Totò's organizational ability, learned at the orphanage, and his simple kindness and optimistic outlook acquired from Lolotta bring structure to the colony. He fosters a sense of happiness and well-being among the dispossessed who live there.

Businessmen come and haggle over the ownership of the land but the squatters are left alone to live there.

Oil is discovered under the colony when they are making a hole for a maypole during a festival. It forms a fountain in the middle of the camp and at first is thought to be water.

Mobbi the land owner hears about the oil from the scheming squatter, Rappi, and tries to evict the squatters  using an army of police.

During this crisis Totò is given a magic dove by the ghost of Lolotta and he uses its powers to grant wishes to those who ask. The camp takes on a surreal appearance as every secret wish is granted.

Eventually the dove is taken back by two angels who object to a mortal using its magic powers.

Without the protection of the dove the camp is overrun by police and its occupants taken away in  police wagons to be imprisoned.

Toto's sweetheart, Edvige, replaces it with an ordinary dove and hands this to him through the bars of the police wagon in Piazza del Duomo outside Milan's cathedral.

Totò uses the dove to wish for the freedom of his friends and because of his good faith it is granted. The police wagons fall apart and the squatters fly away on broomsticks seized from the street sweepers in Milan's central square.

They circle around the Cathedral and then away, "towards a land where good morning really means good morning."

Cast
 Emma Gramatica as the old lady,  Lolotta
 Francesco Golisano as Totò
 Paolo Stoppa as Rappi, the schemer
 Guglielmo Barnabò as Mobbi, the landowner
 Brunella Bovo as Edvige, Toto's sweetheart
 Anna Carena as Marta, the aristocratic Signora Altezzosa
 Alba Arnova as the statue in the camp square
 Flora Cambi as  Signora Altezzosa's maid and an unhappy lover
 Virgilio Riento as a police sergeant 
 Arturo Bragaglia as Alfredo
 Erminio Spalla as Gaetano
 Riccardo Bertazzolo as the Strong Man
 Checco Rissone as secondary police commander 
 Angelo Prioli as supreme police commander
 Gianni Branduani as Totò at eleven years

Production
The film's principal  location was waste ground, near Milan's Lambrate railway station.
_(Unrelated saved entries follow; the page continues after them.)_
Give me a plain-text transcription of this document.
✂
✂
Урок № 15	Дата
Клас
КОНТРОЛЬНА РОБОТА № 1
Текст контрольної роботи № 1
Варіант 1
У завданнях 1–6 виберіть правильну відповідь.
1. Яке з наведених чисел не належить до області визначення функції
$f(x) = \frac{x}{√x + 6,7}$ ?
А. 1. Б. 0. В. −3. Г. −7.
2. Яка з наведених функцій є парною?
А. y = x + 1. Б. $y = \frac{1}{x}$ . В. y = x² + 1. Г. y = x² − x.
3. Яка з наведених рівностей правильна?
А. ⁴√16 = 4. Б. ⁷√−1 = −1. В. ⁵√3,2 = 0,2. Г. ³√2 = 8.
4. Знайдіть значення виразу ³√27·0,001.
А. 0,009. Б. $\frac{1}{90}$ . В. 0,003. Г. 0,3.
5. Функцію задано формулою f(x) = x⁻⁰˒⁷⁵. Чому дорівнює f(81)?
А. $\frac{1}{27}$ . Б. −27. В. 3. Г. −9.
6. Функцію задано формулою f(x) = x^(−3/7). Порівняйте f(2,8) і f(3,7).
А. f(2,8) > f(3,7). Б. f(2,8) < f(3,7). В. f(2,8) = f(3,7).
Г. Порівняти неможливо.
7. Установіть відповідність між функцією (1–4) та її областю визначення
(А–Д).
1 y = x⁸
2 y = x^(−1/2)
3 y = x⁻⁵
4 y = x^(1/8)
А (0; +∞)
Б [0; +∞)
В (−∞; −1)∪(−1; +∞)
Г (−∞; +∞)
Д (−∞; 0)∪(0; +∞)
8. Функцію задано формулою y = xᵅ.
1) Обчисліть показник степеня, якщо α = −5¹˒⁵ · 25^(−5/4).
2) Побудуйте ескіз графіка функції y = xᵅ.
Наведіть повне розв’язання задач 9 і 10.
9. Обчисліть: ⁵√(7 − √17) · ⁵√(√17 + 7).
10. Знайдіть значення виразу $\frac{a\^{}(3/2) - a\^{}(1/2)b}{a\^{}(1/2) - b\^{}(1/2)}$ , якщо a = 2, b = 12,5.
Vittorio De Sica wrote that he made the film in order to show how the "common man" can exist given the realities of life: "It is true that my people have already attained happiness after their own fashion; precisely because they are destitute, these people still feel - as the majority of ordinary men perhaps no longer do - the living warmth of a ray of winter sunshine, the simple poetry of the wind. They greet water with the same pure joy as Saint Francis did."

The Milan Cathedral serves as a focal location in the film, and can also be viewed as symbolic of the miracle to which the film's title refers.

American special effects specialist Ned Mann was hired for the film. The picture would be Mann's final project. Vittorio De Sica, in neo-realist fashion, used both professional and non-professional actors.

Reception

Critical response
The film premiered in Italy on 8 February 1951.  Later it was presented at the Cannes Film Festival in April 1951. In the United States it opened wide on December 17, 1951.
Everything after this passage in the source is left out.